Is natural history bound by deterministic laws of physics and biology, or could things have worked out differently? Nature has a form of choice, "what I call 'bifurcation,'" wrote the late Ilya Prigogine, father of "chaos theory," in the Winter 2004 issue of New Perspectives Quarterly:
In complex natural systems, just as in society, the future is not given. Within bounds, it can go this way or that. Events in nature correspond to novelties that we find at all levels from cosmology to microbiology. We may thus speak of the "creativity" of nature" . . .
Though the past may now seem to have been determined, it is actually one realization among many possibilities that could have occurred. Similarly, the future is not determined because there will be events, the outcome of which we cannot predict . . .
In large societies, we see collective motions. Accordingly, the role of individual activity is drastically reduced. Human societies could face the same evolution when tied together by networks.
Years ago I studied traffic flows. I found that when the flow of traffic was light, each driver behaved more or less as he wanted. I called that an "individual regime." But when the flow becomes more and more dense, the characteristics of a "collective regime" take over in which everybody is pushing the other and is pushed by the other . . .
The future is not given.
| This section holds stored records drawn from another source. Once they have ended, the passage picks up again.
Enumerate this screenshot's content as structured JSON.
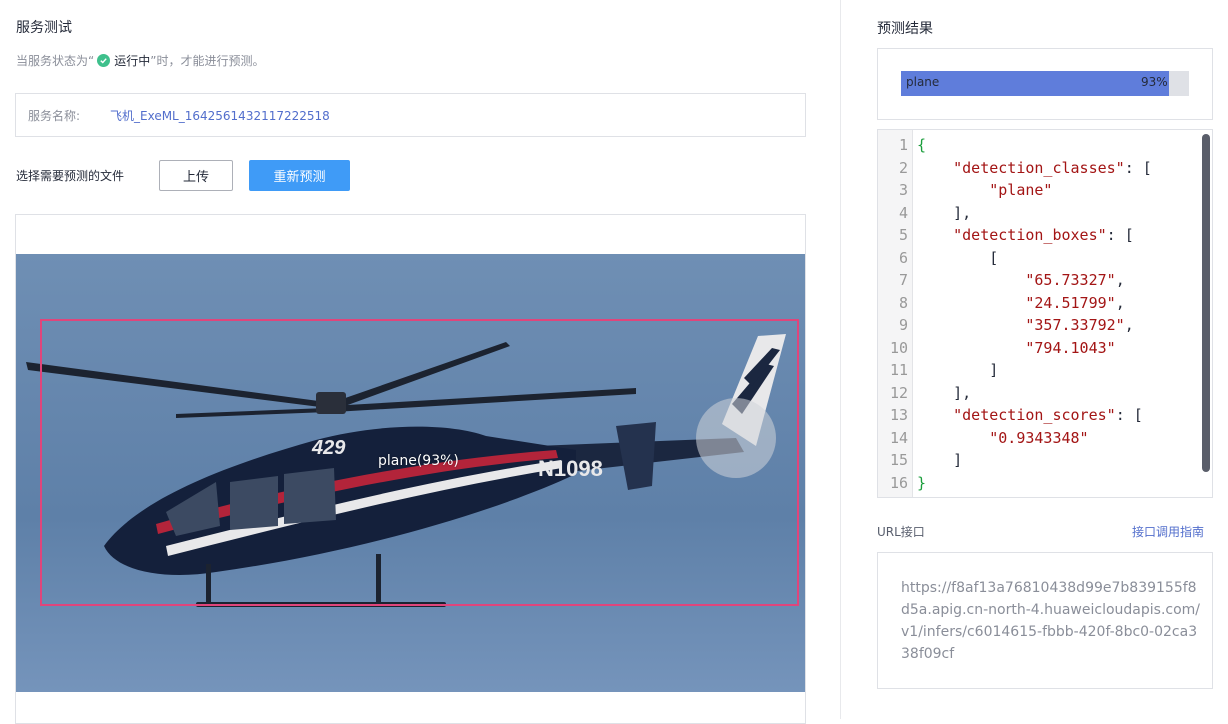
{
  "service_test": {
    "title": "服务测试",
    "hint_prefix": "当服务状态为“",
    "hint_status": "运行中",
    "hint_suffix": "”时，才能进行预测。",
    "service_name_label": "服务名称:",
    "service_name_value": "飞机_ExeML_1642561432117222518",
    "file_label": "选择需要预测的文件",
    "upload_button": "上传",
    "repredict_button": "重新预测",
    "detection_label": "plane(93%)"
  },
  "prediction": {
    "title": "预测结果",
    "bar_label": "plane",
    "bar_percent": "93%",
    "bar_fraction": 0.93,
    "line_numbers": [
      "1",
      "2",
      "3",
      "4",
      "5",
      "6",
      "7",
      "8",
      "9",
      "10",
      "11",
      "12",
      "13",
      "14",
      "15",
      "16"
    ],
    "json_lines": [
      "{",
      "    \"detection_classes\": [",
      "        \"plane\"",
      "    ],",
      "    \"detection_boxes\": [",
      "        [",
      "            \"65.73327\",",
      "            \"24.51799\",",
      "            \"357.33792\",",
      "            \"794.1043\"",
      "        ]",
      "    ],",
      "    \"detection_scores\": [",
      "        \"0.9343348\"",
      "    ]",
      "}"
    ]
  },
  "api": {
    "url_label": "URL接口",
    "guide_link": "接口调用指南",
    "url_value": "https://f8af13a76810438d99e7b839155f8d5a.apig.cn-north-4.huaweicloudapis.com/v1/infers/c6014615-fbbb-420f-8bc0-02ca338f09cf"
  },
  "colors": {
    "accent": "#3f9bf7",
    "bar_fill": "#5f7ddb",
    "detection_box": "#e0457b",
    "status_ok": "#3ec08c",
    "link": "#526ecc"
  },
  "icons": [
    "check-circle-icon"
  ]
}
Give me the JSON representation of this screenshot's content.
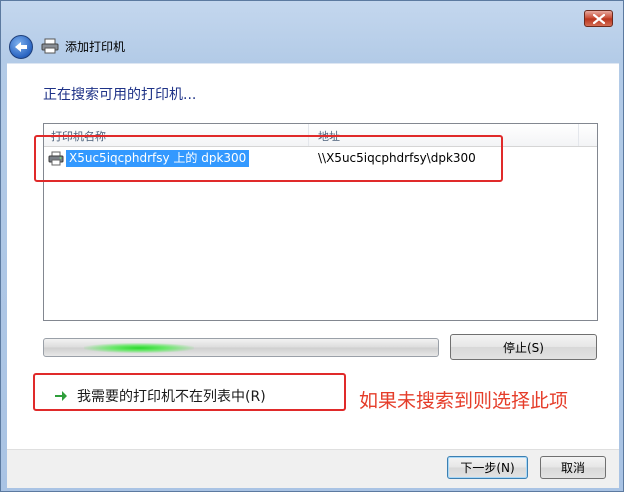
{
  "window": {
    "title": "添加打印机"
  },
  "wizard": {
    "heading": "正在搜索可用的打印机...",
    "list": {
      "columns": [
        "打印机名称",
        "地址"
      ],
      "rows": [
        {
          "name": "X5uc5iqcphdrfsy 上的 dpk300",
          "address": "\\\\X5uc5iqcphdrfsy\\dpk300",
          "icon": "printer-icon",
          "selected": true
        }
      ]
    },
    "progress": {
      "state": "searching"
    },
    "stop_label": "停止(S)",
    "option_label": "我需要的打印机不在列表中(R)"
  },
  "footer": {
    "next_label": "下一步(N)",
    "cancel_label": "取消"
  },
  "annotation": {
    "text": "如果未搜索到则选择此项",
    "color": "#e53d2a"
  },
  "colors": {
    "highlight": "#e02a2a",
    "selection": "#3399ff",
    "heading": "#1e3287"
  }
}
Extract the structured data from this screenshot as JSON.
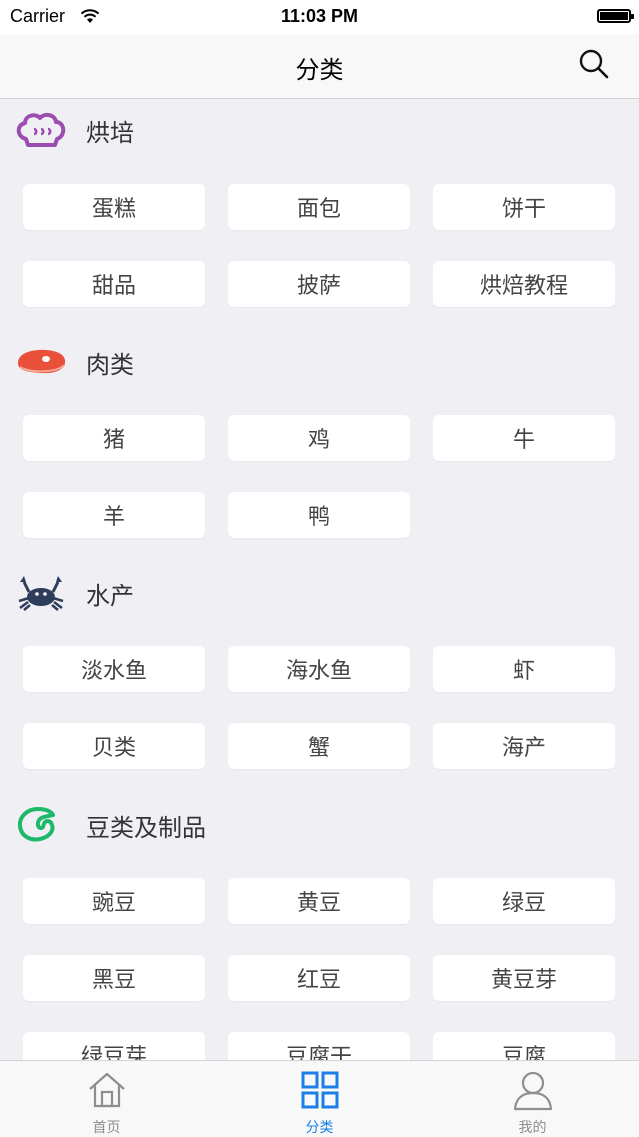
{
  "status_bar": {
    "carrier": "Carrier",
    "time": "11:03 PM"
  },
  "nav": {
    "title": "分类"
  },
  "sections": [
    {
      "title": "烘培",
      "icon": "chef-hat-icon",
      "items": [
        "蛋糕",
        "面包",
        "饼干",
        "甜品",
        "披萨",
        "烘焙教程"
      ]
    },
    {
      "title": "肉类",
      "icon": "steak-icon",
      "items": [
        "猪",
        "鸡",
        "牛",
        "羊",
        "鸭"
      ]
    },
    {
      "title": "水产",
      "icon": "crab-icon",
      "items": [
        "淡水鱼",
        "海水鱼",
        "虾",
        "贝类",
        "蟹",
        "海产"
      ]
    },
    {
      "title": "豆类及制品",
      "icon": "bean-icon",
      "items": [
        "豌豆",
        "黄豆",
        "绿豆",
        "黑豆",
        "红豆",
        "黄豆芽",
        "绿豆芽",
        "豆腐干",
        "豆腐"
      ]
    }
  ],
  "tabbar": [
    {
      "label": "首页",
      "icon": "home-icon",
      "active": false
    },
    {
      "label": "分类",
      "icon": "grid-icon",
      "active": true
    },
    {
      "label": "我的",
      "icon": "user-icon",
      "active": false
    }
  ],
  "colors": {
    "accent": "#1a7ee6",
    "baking": "#9b4db0",
    "meat": "#e8503a",
    "seafood": "#2e3d5a",
    "beans": "#1db86a"
  }
}
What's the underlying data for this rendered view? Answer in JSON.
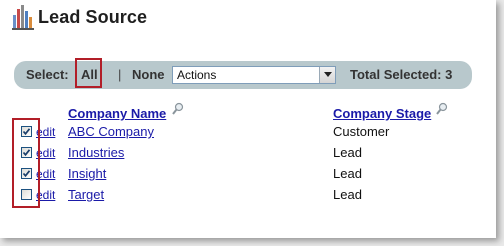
{
  "page": {
    "title": "Lead Source",
    "logo_icon": "bar-chart-icon"
  },
  "toolbar": {
    "select_label": "Select:",
    "all_label": "All",
    "separator": "|",
    "none_label": "None",
    "actions_value": "Actions",
    "total_selected": "Total Selected: 3"
  },
  "table": {
    "columns": [
      {
        "label": "Company Name",
        "icon": "magnifier-icon"
      },
      {
        "label": "Company Stage",
        "icon": "magnifier-icon"
      }
    ],
    "edit_label": "edit",
    "rows": [
      {
        "company": "ABC Company",
        "stage": "Customer",
        "checked": true
      },
      {
        "company": "Industries",
        "stage": "Lead",
        "checked": true
      },
      {
        "company": "Insight",
        "stage": "Lead",
        "checked": true
      },
      {
        "company": "Target",
        "stage": "Lead",
        "checked": false
      }
    ]
  },
  "colors": {
    "link": "#1a1aa8",
    "highlight_border": "#b21e28",
    "toolbar_bg": "#b8c8cc"
  }
}
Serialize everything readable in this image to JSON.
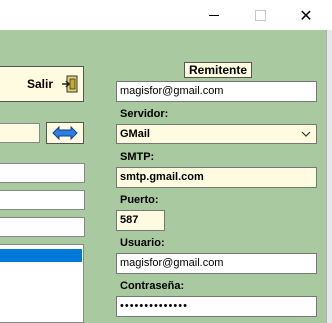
{
  "window": {
    "controls": {
      "close": "✕"
    }
  },
  "left_panel": {
    "exit_button_label": "Salir"
  },
  "remitente": {
    "header": "Remitente",
    "from_email": "magisfor@gmail.com",
    "server_label": "Servidor:",
    "server_value": "GMail",
    "smtp_label": "SMTP:",
    "smtp_value": "smtp.gmail.com",
    "port_label": "Puerto:",
    "port_value": "587",
    "user_label": "Usuario:",
    "user_value": "magisfor@gmail.com",
    "password_label": "Contraseña:",
    "password_value": "••••••••••••••"
  }
}
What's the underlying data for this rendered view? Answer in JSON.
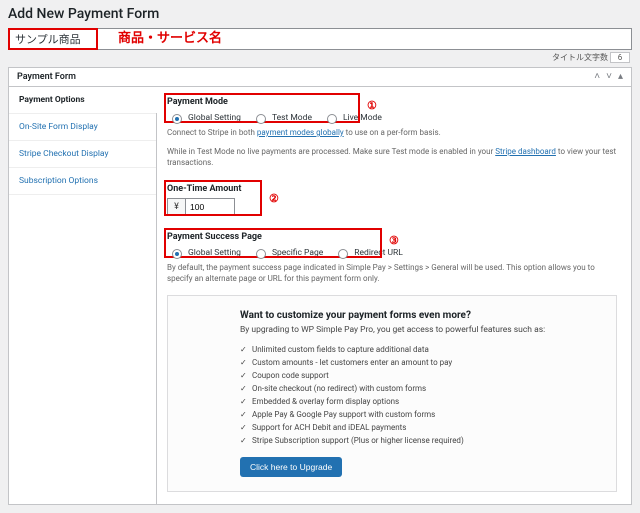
{
  "page": {
    "heading": "Add New Payment Form"
  },
  "title": {
    "value": "サンプル商品",
    "annotation": "商品・サービス名",
    "counter_label": "タイトル文字数",
    "counter_value": "6"
  },
  "postbox": {
    "title": "Payment Form"
  },
  "tabs": {
    "items": [
      {
        "label": "Payment Options"
      },
      {
        "label": "On-Site Form Display"
      },
      {
        "label": "Stripe Checkout Display"
      },
      {
        "label": "Subscription Options"
      }
    ]
  },
  "payment_mode": {
    "label": "Payment Mode",
    "options": {
      "global": "Global Setting",
      "test": "Test Mode",
      "live": "Live Mode"
    },
    "numeral": "①",
    "helper_pre": "Connect to Stripe in both ",
    "helper_link": "payment modes globally",
    "helper_post": " to use on a per-form basis.",
    "helper2_pre": "While in Test Mode no live payments are processed. Make sure Test mode is enabled in your ",
    "helper2_link": "Stripe dashboard",
    "helper2_post": " to view your test transactions."
  },
  "one_time_amount": {
    "label": "One-Time Amount",
    "prefix": "¥",
    "value": "100",
    "numeral": "②"
  },
  "success_page": {
    "label": "Payment Success Page",
    "options": {
      "global": "Global Setting",
      "specific": "Specific Page",
      "redirect": "Redirect URL"
    },
    "numeral": "③",
    "helper": "By default, the payment success page indicated in Simple Pay > Settings > General will be used. This option allows you to specify an alternate page or URL for this payment form only."
  },
  "upsell": {
    "title": "Want to customize your payment forms even more?",
    "subtitle": "By upgrading to WP Simple Pay Pro, you get access to powerful features such as:",
    "features": [
      "Unlimited custom fields to capture additional data",
      "Custom amounts - let customers enter an amount to pay",
      "Coupon code support",
      "On-site checkout (no redirect) with custom forms",
      "Embedded & overlay form display options",
      "Apple Pay & Google Pay support with custom forms",
      "Support for ACH Debit and iDEAL payments",
      "Stripe Subscription support (Plus or higher license required)"
    ],
    "button": "Click here to Upgrade"
  }
}
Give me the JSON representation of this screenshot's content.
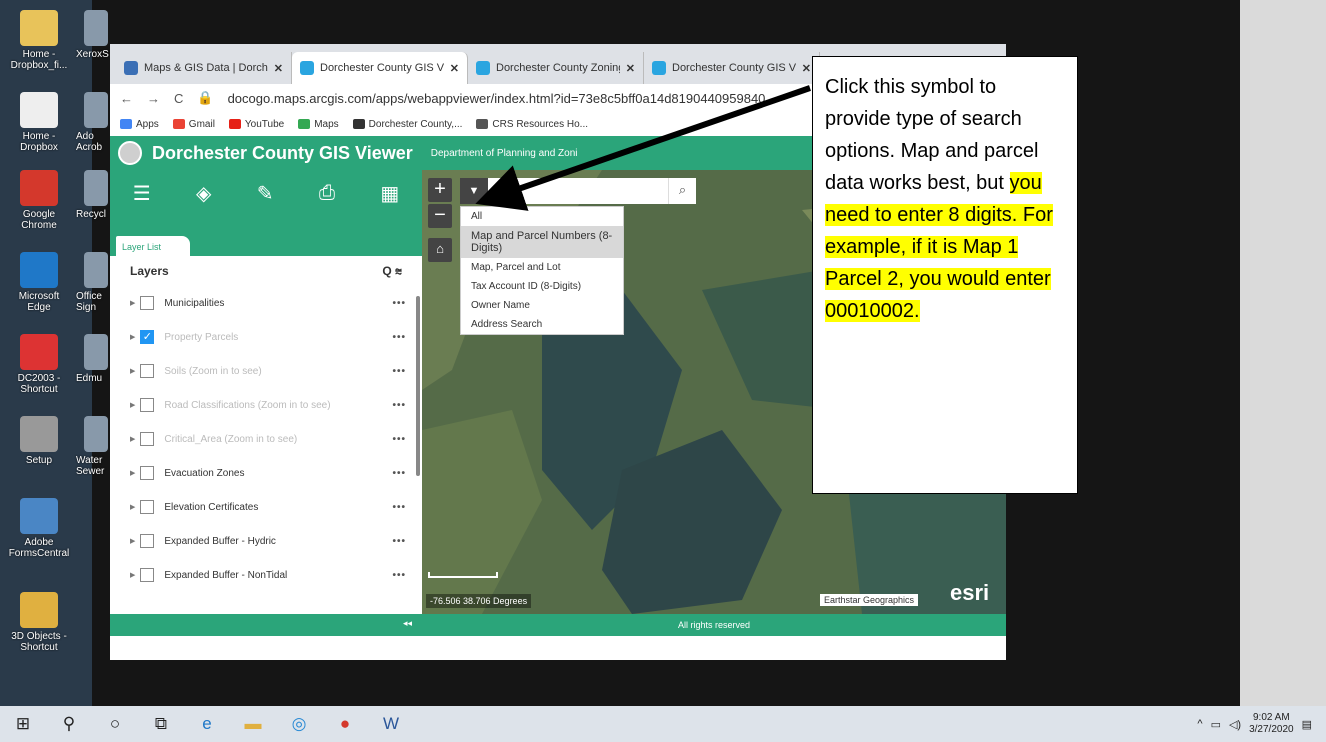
{
  "desktop": {
    "icons": [
      {
        "label": "Home - Dropbox_fi...",
        "color": "#e8c35a"
      },
      {
        "label": "Home - Dropbox",
        "color": "#eeeeee"
      },
      {
        "label": "Google Chrome",
        "color": "#d4382c"
      },
      {
        "label": "Microsoft Edge",
        "color": "#1f78c8"
      },
      {
        "label": "DC2003 - Shortcut",
        "color": "#d33"
      },
      {
        "label": "Setup",
        "color": "#999"
      },
      {
        "label": "Adobe FormsCentral",
        "color": "#4a86c5"
      },
      {
        "label": "3D Objects - Shortcut",
        "color": "#e0b040"
      }
    ],
    "icons2": [
      {
        "label": "XeroxS"
      },
      {
        "label": "Ado Acrob"
      },
      {
        "label": "Recycl"
      },
      {
        "label": "Office Sign"
      },
      {
        "label": "Edmu"
      },
      {
        "label": "Water Sewer"
      }
    ]
  },
  "browser": {
    "tabs": [
      {
        "label": "Maps & GIS Data | Dorche",
        "active": false,
        "color": "#3b6fb5"
      },
      {
        "label": "Dorchester County GIS Vie",
        "active": true,
        "color": "#2aa5e0"
      },
      {
        "label": "Dorchester County Zoning",
        "active": false,
        "color": "#2aa5e0"
      },
      {
        "label": "Dorchester County GIS Vie",
        "active": false,
        "color": "#2aa5e0"
      }
    ],
    "url": "docogo.maps.arcgis.com/apps/webappviewer/index.html?id=73e8c5bff0a14d8190440959840",
    "bookmarks": [
      {
        "label": "Apps",
        "color": "#4285f4"
      },
      {
        "label": "Gmail",
        "color": "#ea4335"
      },
      {
        "label": "YouTube",
        "color": "#e62117"
      },
      {
        "label": "Maps",
        "color": "#34a853"
      },
      {
        "label": "Dorchester County,...",
        "color": "#333"
      },
      {
        "label": "CRS Resources Ho...",
        "color": "#555"
      }
    ]
  },
  "app": {
    "title": "Dorchester County GIS Viewer",
    "subtitle": "Department of Planning and Zoni"
  },
  "layer_panel": {
    "tab_label": "Layer List",
    "heading": "Layers",
    "layers": [
      {
        "name": "Municipalities",
        "checked": false,
        "dim": false
      },
      {
        "name": "Property Parcels",
        "checked": true,
        "dim": true
      },
      {
        "name": "Soils (Zoom in to see)",
        "checked": false,
        "dim": true
      },
      {
        "name": "Road Classifications (Zoom in to see)",
        "checked": false,
        "dim": true
      },
      {
        "name": "Critical_Area (Zoom in to see)",
        "checked": false,
        "dim": true
      },
      {
        "name": "Evacuation Zones",
        "checked": false,
        "dim": false
      },
      {
        "name": "Elevation Certificates",
        "checked": false,
        "dim": false
      },
      {
        "name": "Expanded Buffer - Hydric",
        "checked": false,
        "dim": false
      },
      {
        "name": "Expanded Buffer - NonTidal",
        "checked": false,
        "dim": false
      }
    ]
  },
  "map": {
    "search_placeholder": "",
    "dropdown_options": [
      {
        "label": "All",
        "selected": false
      },
      {
        "label": "Map and Parcel Numbers (8-Digits)",
        "selected": true
      },
      {
        "label": "Map, Parcel and Lot",
        "selected": false
      },
      {
        "label": "Tax Account ID (8-Digits)",
        "selected": false
      },
      {
        "label": "Owner Name",
        "selected": false
      },
      {
        "label": "Address Search",
        "selected": false
      }
    ],
    "coordinates": "-76.506 38.706 Degrees",
    "attribution": "Earthstar Geographics",
    "logo_text": "esri",
    "footer": "All rights reserved"
  },
  "callout": {
    "plain": "Click this symbol to provide type of search options. Map and parcel data works best, but ",
    "highlighted": "you need to enter 8 digits. For example, if it is Map 1 Parcel 2, you would enter 00010002."
  },
  "taskbar": {
    "time": "9:02 AM",
    "date": "3/27/2020"
  }
}
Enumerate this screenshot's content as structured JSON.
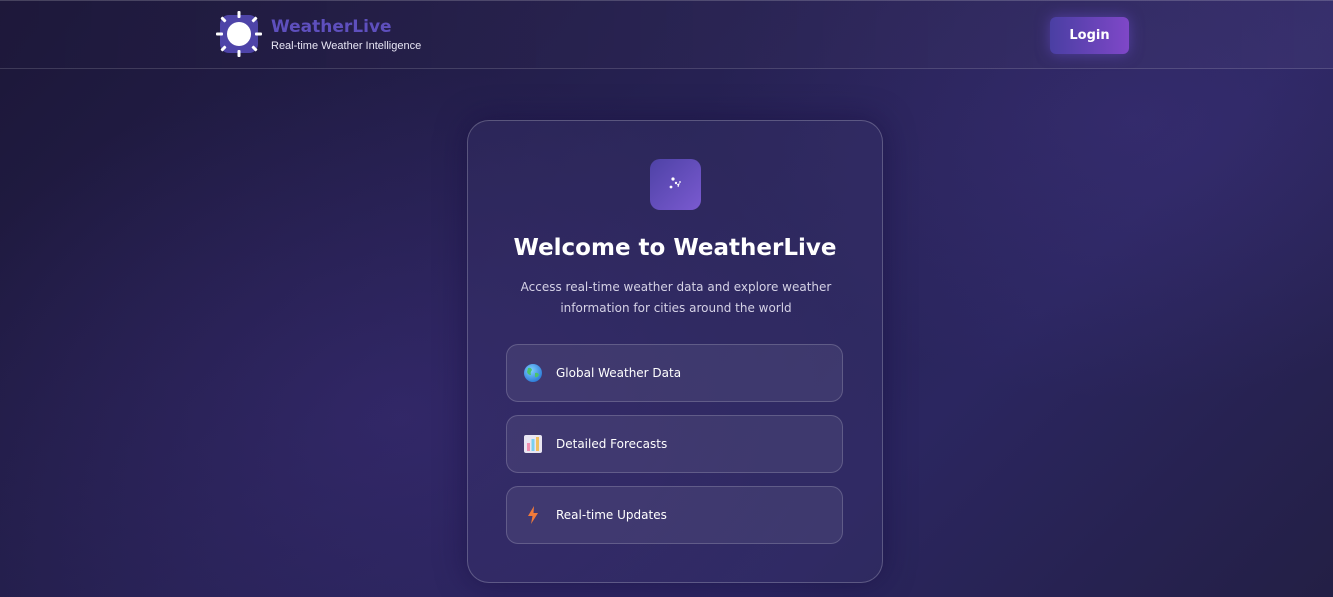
{
  "header": {
    "brand_title": "WeatherLive",
    "brand_tagline": "Real-time Weather Intelligence",
    "login_label": "Login",
    "logo_icon": "sun-icon"
  },
  "card": {
    "icon": "weather-app-icon",
    "title": "Welcome to WeatherLive",
    "subtitle": "Access real-time weather data and explore weather information for cities around the world",
    "features": [
      {
        "icon": "globe-icon",
        "label": "Global Weather Data"
      },
      {
        "icon": "bar-chart-icon",
        "label": "Detailed Forecasts"
      },
      {
        "icon": "lightning-icon",
        "label": "Real-time Updates"
      }
    ]
  },
  "colors": {
    "brand": "#5e4fbd",
    "accent_start": "#4a3fa3",
    "accent_end": "#7f47c8"
  }
}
Especially in this time of globalization and the network revolution, behavior at the individual level will be the key factor in shaping the evolution of the entire human species. Just as one particle can alter macroscopic organization in nature, so the role of individuals is more important now than ever in society.
The power of an individual to start a meme in the blogosphere comes to mind. Have you heard the one about John Kerry and a "statuestque blonde" twentysomething at the Beacon Hill townhouse while Teresa Heinz was out of town? Of course you have. It started February 6 with a blogger who works for Wesley Clark, and yesterday it hit the bigtime on Drudge. Andrew Sullivan reports it's on the front page of the London Times this morning.